Lorsque j’ai le nez dans le chignon d’une poufiasse, le coude dans le gras du bide d’un gars trop collant, et mon bouquin prisonnier dans mon sac parce que le métro est bondé, je passe le temps en résolvant des énigmes dans ma tête. Par exemple : j’essaye de comprendre une publicité qui passe à la radio en ce moment et qui vante les mérites de lingettes pour bébé… « Pratiques pour nettoyer sans rincer la peau de votre bébé », elles sont à la fois « douces et résistantes ». Jusque là, d’accord. C’est un peu comme les yaourts fermes et fondants, les bonbons acidulés et sucrés, les culottes gainantes et sexy, ou les plats que je cuisine : crus et cramés à la fois.
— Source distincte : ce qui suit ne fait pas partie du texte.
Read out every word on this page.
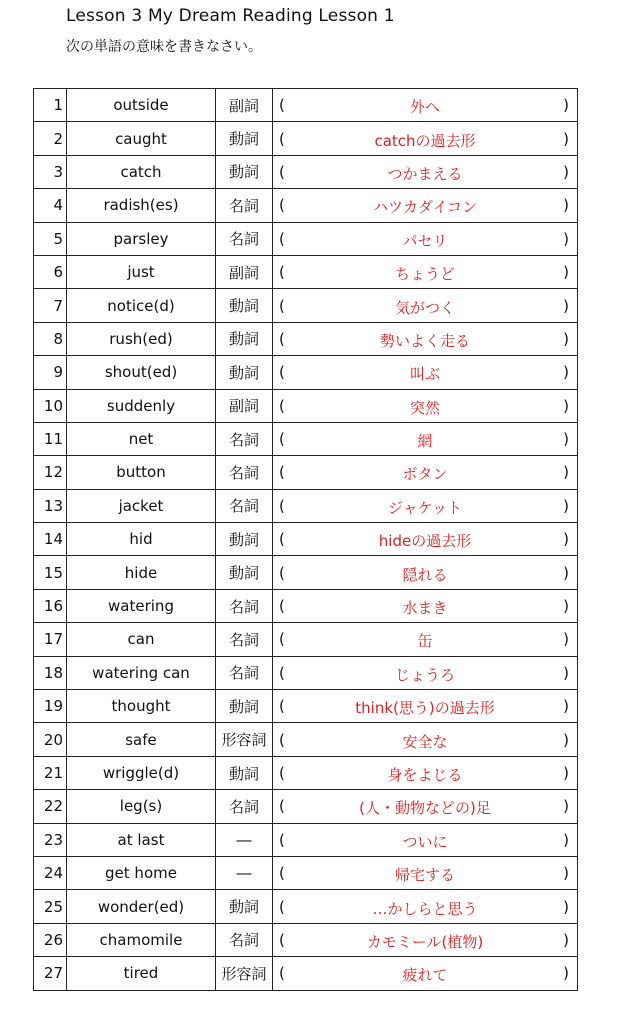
Lesson 3 My Dream Reading Lesson 1
次の単語の意味を書きなさい。
1	outside	副詞	( 外へ )

2	caught	動詞	( catchの過去形 )

3	catch	動詞	( つかまえる )

4	radish(es)	名詞	( ハツカダイコン )

5	parsley	名詞	( パセリ )

6	just	副詞	( ちょうど )

7	notice(d)	動詞	( 気がつく )

8	rush(ed)	動詞	( 勢いよく走る )

9	shout(ed)	動詞	( 叫ぶ )

10	suddenly	副詞	( 突然 )

11	net	名詞	( 網 )

12	button	名詞	( ボタン )

13	jacket	名詞	( ジャケット )

14	hid	動詞	( hideの過去形 )

15	hide	動詞	( 隠れる )

16	watering	名詞	( 水まき )

17	can	名詞	( 缶 )

18	watering can	名詞	( じょうろ )

19	thought	動詞	( think(思う)の過去形 )

20	safe	形容詞	( 安全な )

21	wriggle(d)	動詞	( 身をよじる )

22	leg(s)	名詞	( (人・動物などの)足 )

23	at last	―	( ついに )

24	get home	―	( 帰宅する )

25	wonder(ed)	動詞	( …かしらと思う )

26	chamomile	名詞	( カモミール(植物) )

27	tired	形容詞	( 疲れて )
Le message frôle l’oxymore pour être percutant, mais reste simple pour être bien intégré : tout a été prévu pour le popotin potelé des poupons.
Néanmoins, la réclame se termine par une phrase insolite prononcée sur le ton qu’on utilise pour les mentions légales : « Ceci est un produit cosmétique ».
Ah ? Les cosmétiques pour nourrisson sont une notion nouvelle pour moi. Je les croyais destinés à des êtres humains légèrement plus mûrs, qui espèrent justement retrouver une peau de bébé (sans songer précisément à la peau du cul d’un bébé).
Le post-scriptum de la pub est plus précis que ça : « Ceci est un produit cosmétique à usage externe ». Alors là j’arrête de penser et refuse d’envisager un usage interne quel qu’il soit.
Ce qui me dérange le plus dans cette publicité, c’est le choix de la vedette payée grassement pour associer son image au produit. Les pros de la pub ont dû rechercher le « pipole » le plus à même d’incarner leurs lingettes afin d’en vendre un maximum. Et ils se sont mis d’accord sur… Sébastien Chabal.
Je répète : Chabal.
C’est bien cela. Le colosse, rugbyman, barbu hirsute qui pique et dont la carrure ferait passer une armoire à glace pour le petit bonhomme en mousse.
En général les « communiquants » sont relativement doués, ils arrivent à manipuler le consommateur lambda, et il n’est pas impossible que quelques types, amateurs de rugby et légèrement influençables, aient soudainement envie d’acheter des lingettes pour bébé bien qu’ils n’aient pas d’enfants. M’est avis, malgré tout, que cette cible n’est pas la plus réactive ni la plus lucrative pour la marque. Et que beaucoup de mères de famille, au contraire, restent modérément sensibles aux arguments d’un rugbyman.
Sébastien Chabal, comme tout bon sportif engagé pour faire de la pub, essaye de jouer la comédie, et c’est totalement raté. Sur un ton faussement enjoué, il lit le commentaire qu’on lui a préparé :
– Enfin une lingette qui me résiste !
Oh la bonne blague.
Je tiens pourtant à faire remarquer aux publicitaires intellos que cette intervention provoque deux questions malencontreuses dans l’inconscient du consommateur :
1. Vous vendez des lingettes, mais fournissez-vous le bébé qui résiste, lui aussi, aux grosses paluches poilues d’un mastodonte ?
2. À quoi la lingette résiste-t-elle, précisément ? Aux mains du géant ou bien à son fessier ? Parce qu’en fin de compte, c’est ambigu, et l’on en vient à se demander si celui qui incarne la virilité sportive utilise des lingettes pour bébé pour son postérieur délicat.